Konjunkturelles Strohfeuer

Ein Großteil davon ist für den Wiederaufbau jener Gebiete gedacht, die im März 2011 vom Tsunami und der folgenden Nuklearkatastrophe zerstört wurden. Außerdem will die Regierung neue Technologien fördern, die Wettbewerbsfähigkeit heimischer Unternehmen mit Finanzhilfen stärken, die Beschäftigung ankurbeln und das Militärbudget erhöhen.

Doch wie die expansive Geldpolitik sind auch groß angelegte Konjunkturprogramme nichts Neues in Japan. Noch Ende vergangenen Jahres verabschiedete die alte Regierung der Demokratischen Partei Japans (DPJ) Zusatzausgaben von rund 16 Milliarden Euro. Aber anstatt der Wirtschaft wie erhofft zu 80.000 neuen Arbeitsplätzen zu verhelfen, befindet sich das Land derzeit erneut in einer Rezession. Auch nach dem Reaktorunglück 2011 gab es ein großes Konjunkturprogramm, das allerdings nur kurzfristig einen Wachstumsschub brachte.

Das aktuell beschlossene Programm ist so riesig, dass die meisten Ökonomen von einer unmittelbaren Belebung der Konjunktur ausgehen. Der Boom aber dürfte wieder von kurzer Dauer sein. Sobald die Projekte abgeschlossen sind, lassen die positiven Effekte auf andere Wirtschaftsbereiche meist rasch nach.
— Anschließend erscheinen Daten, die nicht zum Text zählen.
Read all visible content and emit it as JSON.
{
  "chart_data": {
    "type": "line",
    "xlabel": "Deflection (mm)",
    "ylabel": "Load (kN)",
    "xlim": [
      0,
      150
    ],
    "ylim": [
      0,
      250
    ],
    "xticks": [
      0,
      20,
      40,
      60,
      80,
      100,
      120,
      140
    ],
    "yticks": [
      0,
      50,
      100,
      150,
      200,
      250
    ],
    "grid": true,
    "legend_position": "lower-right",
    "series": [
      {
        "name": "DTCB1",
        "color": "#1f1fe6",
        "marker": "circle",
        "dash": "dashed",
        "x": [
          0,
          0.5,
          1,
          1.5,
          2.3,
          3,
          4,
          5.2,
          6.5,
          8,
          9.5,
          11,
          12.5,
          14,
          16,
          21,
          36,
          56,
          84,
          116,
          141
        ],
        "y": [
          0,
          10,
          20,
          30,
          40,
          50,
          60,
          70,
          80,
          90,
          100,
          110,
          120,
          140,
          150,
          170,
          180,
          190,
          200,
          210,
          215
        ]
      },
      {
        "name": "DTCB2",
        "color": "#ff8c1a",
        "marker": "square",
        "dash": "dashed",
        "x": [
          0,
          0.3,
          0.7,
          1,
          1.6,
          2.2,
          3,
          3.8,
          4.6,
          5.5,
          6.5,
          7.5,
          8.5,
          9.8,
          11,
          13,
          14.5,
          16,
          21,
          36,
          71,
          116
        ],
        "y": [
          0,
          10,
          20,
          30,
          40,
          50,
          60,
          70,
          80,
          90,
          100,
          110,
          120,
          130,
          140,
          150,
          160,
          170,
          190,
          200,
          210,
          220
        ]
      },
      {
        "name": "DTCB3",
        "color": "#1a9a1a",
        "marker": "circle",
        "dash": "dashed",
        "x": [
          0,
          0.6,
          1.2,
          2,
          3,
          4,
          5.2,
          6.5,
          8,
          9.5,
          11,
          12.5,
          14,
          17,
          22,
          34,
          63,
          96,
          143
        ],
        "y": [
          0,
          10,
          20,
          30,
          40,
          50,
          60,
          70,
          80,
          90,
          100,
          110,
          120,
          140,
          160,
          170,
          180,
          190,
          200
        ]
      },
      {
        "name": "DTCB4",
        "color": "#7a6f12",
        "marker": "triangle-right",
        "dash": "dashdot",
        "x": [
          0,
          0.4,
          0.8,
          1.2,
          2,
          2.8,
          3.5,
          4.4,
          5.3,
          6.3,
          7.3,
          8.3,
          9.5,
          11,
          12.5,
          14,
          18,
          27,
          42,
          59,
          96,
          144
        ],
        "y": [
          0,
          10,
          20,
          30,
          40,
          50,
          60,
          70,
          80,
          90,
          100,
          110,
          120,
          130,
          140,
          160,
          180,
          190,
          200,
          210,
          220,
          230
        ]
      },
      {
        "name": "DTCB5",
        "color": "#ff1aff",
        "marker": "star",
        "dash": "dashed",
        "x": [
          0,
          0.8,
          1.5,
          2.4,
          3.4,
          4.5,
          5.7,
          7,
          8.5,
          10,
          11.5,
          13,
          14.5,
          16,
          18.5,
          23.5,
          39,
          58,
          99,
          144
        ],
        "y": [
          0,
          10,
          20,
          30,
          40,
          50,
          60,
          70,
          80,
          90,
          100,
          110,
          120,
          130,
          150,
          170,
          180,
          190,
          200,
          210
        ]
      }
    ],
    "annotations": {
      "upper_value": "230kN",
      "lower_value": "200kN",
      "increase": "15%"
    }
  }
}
Sicher ist dagegen, dass sich Japans Schuldenlage weiter verschlechtern wird. Das Land ist bereits mit rund 240 Prozent des Bruttoinlandsprodukts verschuldet und finanziert seinen Staatshaushalt fast zur Hälfte durch neue Schulden. Mehrere Ökonomen erwarten, dass die bisher verblüffend geringen Zinsen auf japanische Staatsanleihen in den kommenden Jahren stark ansteigen dürften, sofern die Neuverschuldung nicht schnellstmöglich reduziert wird.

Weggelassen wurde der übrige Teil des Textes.